Loas de humo
ES INEVITABLE TENER un cigarrillo entre los labios. Y siempre hay un instante propicio para ello. Para poder caminar tranquilamente sobre la mañana es necesario prender uno. Aquel cierto sabor a tierra húmeda me hace pisar la superficie. El placer vuelve a navegar en mi cuerpo. Enciendo el segundo. Y después de tomar el desayuno, vuelvo a raspar los cerrillos. No importa si el día está soleado o nublado. Es lo de menos. Importa la satisfacción de sentir la tranquilidad en el interior de uno mismo.
Durante estos últimos años a las personas más queridas les he prometido abandonar este hábito, pero al poco tiempo he terminado siendo un gran mentiroso. Ahora no prometo nada. La mentira es una de las cosas que no sostengo muy bien. Simplemente trato de fumar la cantidad mínima. Sin embargo, esto no es posible. Siempre hay un instante propicio, como dije anteriormente, para encender uno.... y luego otro cigarrillo.
El olor del tabaco no deja de perseguirme durante el día. Y es algo usual que al concluir el almuerzo prenda el séptimo. Luego el octavo al encender el computador. El noveno a la mitad de lo que esté escribiendo, y el décimo al terminar. Uno se acuesta y retorna las ganas.

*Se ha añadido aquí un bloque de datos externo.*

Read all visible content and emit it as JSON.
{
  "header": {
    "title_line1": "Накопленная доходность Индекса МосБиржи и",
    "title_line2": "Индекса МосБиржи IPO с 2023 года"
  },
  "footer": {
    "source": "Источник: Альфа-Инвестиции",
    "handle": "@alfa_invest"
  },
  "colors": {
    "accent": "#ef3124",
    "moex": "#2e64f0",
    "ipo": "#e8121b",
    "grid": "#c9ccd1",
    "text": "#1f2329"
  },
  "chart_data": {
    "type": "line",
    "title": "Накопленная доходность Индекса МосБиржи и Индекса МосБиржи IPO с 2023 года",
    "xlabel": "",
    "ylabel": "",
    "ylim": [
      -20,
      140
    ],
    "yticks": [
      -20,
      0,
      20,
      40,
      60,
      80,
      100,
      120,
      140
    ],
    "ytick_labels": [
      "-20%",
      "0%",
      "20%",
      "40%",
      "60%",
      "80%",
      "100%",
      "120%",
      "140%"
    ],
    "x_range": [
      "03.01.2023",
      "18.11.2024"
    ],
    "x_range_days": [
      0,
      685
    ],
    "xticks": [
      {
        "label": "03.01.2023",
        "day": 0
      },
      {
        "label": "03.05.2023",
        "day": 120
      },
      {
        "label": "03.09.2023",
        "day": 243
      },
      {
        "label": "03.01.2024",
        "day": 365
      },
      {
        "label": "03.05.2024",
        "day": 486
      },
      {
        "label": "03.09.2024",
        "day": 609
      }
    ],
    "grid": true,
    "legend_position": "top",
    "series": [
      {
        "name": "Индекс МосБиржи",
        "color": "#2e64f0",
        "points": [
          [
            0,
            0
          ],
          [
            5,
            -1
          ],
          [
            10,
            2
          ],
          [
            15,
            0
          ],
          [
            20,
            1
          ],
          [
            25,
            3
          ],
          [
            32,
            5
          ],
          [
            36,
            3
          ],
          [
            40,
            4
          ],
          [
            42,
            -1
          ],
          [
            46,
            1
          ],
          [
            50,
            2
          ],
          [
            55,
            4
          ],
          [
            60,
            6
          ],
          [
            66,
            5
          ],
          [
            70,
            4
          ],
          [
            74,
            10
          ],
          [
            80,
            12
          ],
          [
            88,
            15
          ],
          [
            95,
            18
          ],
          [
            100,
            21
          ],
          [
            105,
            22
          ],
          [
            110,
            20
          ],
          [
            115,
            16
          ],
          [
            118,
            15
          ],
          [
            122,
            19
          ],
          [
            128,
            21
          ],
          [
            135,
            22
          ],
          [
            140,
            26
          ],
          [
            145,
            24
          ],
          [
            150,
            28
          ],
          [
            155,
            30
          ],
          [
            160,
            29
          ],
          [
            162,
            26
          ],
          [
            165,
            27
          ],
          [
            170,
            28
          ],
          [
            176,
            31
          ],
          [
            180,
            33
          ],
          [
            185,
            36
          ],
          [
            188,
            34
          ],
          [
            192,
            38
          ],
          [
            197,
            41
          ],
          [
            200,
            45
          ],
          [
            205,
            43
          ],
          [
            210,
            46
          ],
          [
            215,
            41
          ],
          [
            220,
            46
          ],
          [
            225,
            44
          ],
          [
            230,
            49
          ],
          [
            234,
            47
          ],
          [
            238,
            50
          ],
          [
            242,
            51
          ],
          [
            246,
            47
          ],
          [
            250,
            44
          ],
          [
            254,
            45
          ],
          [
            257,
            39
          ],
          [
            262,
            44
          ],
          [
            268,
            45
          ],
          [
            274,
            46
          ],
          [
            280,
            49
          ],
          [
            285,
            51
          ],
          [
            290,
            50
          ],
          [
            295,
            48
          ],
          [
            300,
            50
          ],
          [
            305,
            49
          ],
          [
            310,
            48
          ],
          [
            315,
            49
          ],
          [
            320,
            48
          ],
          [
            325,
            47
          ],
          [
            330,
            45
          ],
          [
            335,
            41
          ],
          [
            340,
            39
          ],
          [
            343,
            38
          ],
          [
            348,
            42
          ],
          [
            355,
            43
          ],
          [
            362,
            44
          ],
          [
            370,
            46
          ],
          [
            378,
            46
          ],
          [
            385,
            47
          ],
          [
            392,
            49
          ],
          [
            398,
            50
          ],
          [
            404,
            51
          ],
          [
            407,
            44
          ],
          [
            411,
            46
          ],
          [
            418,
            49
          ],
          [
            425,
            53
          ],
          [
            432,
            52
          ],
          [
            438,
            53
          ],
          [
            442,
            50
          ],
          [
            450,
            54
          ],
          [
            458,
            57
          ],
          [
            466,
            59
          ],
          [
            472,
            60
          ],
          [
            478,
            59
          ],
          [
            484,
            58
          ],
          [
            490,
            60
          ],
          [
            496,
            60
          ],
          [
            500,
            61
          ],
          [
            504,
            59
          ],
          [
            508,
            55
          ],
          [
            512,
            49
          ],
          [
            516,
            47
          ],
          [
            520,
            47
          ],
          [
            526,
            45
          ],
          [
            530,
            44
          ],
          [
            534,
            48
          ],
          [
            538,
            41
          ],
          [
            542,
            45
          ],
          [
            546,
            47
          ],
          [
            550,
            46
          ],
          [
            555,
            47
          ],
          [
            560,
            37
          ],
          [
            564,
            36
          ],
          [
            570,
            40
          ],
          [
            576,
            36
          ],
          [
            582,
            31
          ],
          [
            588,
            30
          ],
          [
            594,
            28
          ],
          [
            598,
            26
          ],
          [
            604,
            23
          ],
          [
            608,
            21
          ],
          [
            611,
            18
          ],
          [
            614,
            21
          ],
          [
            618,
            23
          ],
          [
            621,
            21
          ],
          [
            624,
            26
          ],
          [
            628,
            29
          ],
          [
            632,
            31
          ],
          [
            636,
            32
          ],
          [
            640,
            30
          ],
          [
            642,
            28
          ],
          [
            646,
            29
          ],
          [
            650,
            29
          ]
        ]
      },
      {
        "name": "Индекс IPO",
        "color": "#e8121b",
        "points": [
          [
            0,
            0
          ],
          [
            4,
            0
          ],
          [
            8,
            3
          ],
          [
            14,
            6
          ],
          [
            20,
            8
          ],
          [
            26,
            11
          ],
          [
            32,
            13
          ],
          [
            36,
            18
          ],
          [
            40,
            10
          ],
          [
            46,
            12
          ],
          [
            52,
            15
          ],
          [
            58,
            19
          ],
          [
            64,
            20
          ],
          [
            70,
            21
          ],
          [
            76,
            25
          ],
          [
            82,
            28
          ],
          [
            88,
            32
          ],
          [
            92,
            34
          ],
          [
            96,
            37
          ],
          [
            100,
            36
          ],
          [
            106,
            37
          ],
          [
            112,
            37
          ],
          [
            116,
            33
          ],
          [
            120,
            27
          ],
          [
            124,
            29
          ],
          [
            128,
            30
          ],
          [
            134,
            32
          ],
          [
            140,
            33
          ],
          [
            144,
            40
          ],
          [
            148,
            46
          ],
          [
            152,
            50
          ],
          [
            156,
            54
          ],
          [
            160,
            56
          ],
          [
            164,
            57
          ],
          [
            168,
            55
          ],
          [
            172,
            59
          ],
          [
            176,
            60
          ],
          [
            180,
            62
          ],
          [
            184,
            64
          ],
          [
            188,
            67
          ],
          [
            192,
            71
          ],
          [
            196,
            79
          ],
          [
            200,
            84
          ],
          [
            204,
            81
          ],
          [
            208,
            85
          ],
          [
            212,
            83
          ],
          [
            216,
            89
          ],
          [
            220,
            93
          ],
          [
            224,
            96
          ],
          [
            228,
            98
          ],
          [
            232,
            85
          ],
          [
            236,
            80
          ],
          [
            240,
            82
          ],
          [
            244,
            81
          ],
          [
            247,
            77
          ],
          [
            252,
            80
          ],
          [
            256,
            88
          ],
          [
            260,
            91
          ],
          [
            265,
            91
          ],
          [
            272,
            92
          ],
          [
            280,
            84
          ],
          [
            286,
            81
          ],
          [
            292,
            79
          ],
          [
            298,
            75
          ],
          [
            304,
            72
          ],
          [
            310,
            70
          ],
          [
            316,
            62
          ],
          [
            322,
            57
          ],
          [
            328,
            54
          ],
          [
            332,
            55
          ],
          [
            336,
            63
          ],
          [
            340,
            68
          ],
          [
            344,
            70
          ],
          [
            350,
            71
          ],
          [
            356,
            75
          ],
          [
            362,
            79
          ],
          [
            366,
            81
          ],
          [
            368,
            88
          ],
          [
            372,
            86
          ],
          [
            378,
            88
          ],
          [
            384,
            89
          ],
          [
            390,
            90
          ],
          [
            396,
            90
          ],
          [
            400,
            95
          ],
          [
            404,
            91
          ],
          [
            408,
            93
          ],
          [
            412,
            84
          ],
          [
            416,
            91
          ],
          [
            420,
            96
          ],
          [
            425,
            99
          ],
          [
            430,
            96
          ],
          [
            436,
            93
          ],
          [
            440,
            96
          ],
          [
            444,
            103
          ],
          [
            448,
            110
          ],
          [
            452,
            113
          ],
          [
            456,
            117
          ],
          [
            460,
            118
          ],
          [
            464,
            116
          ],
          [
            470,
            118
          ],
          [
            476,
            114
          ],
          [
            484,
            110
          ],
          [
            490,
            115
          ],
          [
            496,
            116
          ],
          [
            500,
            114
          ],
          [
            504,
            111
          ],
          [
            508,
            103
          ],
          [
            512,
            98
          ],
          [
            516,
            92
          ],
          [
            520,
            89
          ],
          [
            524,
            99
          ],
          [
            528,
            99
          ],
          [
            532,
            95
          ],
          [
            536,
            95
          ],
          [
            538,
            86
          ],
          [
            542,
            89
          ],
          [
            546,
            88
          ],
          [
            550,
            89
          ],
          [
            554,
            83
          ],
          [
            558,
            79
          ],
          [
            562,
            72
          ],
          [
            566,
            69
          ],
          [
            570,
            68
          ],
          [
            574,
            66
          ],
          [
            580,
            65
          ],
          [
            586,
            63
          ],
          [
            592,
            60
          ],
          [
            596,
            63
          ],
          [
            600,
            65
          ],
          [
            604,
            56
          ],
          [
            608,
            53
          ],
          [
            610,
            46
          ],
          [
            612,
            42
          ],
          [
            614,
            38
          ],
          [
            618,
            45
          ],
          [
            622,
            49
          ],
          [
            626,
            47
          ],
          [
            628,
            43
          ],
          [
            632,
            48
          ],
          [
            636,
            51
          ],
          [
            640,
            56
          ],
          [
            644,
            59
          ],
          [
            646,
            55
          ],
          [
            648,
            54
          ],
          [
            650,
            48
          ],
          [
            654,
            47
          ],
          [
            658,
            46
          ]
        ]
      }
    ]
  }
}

Es un tributo cotidiano al atardecer. Y una buena canción es también infaltable: allí están Janis Joplin, Siouxsie and the banshees, Dolores Delirio. Sintonizar emisoras de la radio es terrible.
A todo esto, sé que como muchos otros seres devotos a la nicotina, muero doblemente con cada cigarrillo que fumo. Que disminuyo los minutos de mi existencia. Y no sólo eso, sino que también estoy jodiendo a las personas que están junto a mi mientras tiro una y otra pitada. Que soy un miserable, un egoísta, un agresor. Pero en fin, prevalece la autodestrucción, el placer individual. Y merezco por tanto ir a parar al infierno, donde pueda fumarme todos los puchos posibles, En especial que sean Lucky, rodeado de muchísimas botellas de cerveza y lindas chicas.
Sin embargo pienso. Hay otras maneras de disfrutar los segundos, minutos, horas. Que la playa no necesita de un cigarro. Tampoco el atardecer ni la noche. Menos la garúa. Mi cuarto apesta. Es el tabaco, el alquitrán, la nicotina. Ya no debo fumar. Este será el último.
Vuelvo a pisar tierra. Estuve alejado del filtro pocas horas y ya tengo otro entre mis labios. La muerte reside entre nuestras carnes. Es parte de nosotros. Entonces, ¿por que temerle? La soledad me dice muy despacito, enciende otro cigarrillo. Total, la materia corporal no es eterna. Y la muerte es una sola. Son diferentes las maneras de llegar hacia ella. Bien puedes desaparecer ahorita o mañana, aplastado por el techo de tu cuarto, pasado un terremoto, o expulsado por la fuerza y velocidad de un auto. Nadie sabe. Es por ello que prefiero hurgar en uno de los bolsillos de mi canguro y extraer otro.
Sin embargo pienso. Hay otras maneras de disfrutar los segundos, minutos, horas. Que la playa no necesita de un cigarro. Tampoco el atardecer ni la noche. Menos la garúa. Mi cuarto apesta. Es el tabaco, el alquitrán, la nicotina. Ya no debo fumar. Este será el último.
Arrastro mis ansias duramente hasta que llega la noche. La calle me espera. Surgen los postes eléctricos, los autos. La ciudad despide su aura de fluorescentes y sin darme cuenta le doy la última pitada a otro cigarro. Se trata de una pitada infinita. Cerca de cuatro cuadras es lo que dura su compañía. Le digo hasta pronto mientras arrojo con suavidad el humo.
¿Ha sido en realidad el último cigarrillo que fumo durante este día? Mejor callo y alzó la mirada hacia el cielo. Respiro un poco de estrellas. La noche penetra mis sentidos. En mi canguro todavía quedan algunos. El silencio, prefiero mil veces el silencio. Y lo hermoso es que aún también la vida me persigue.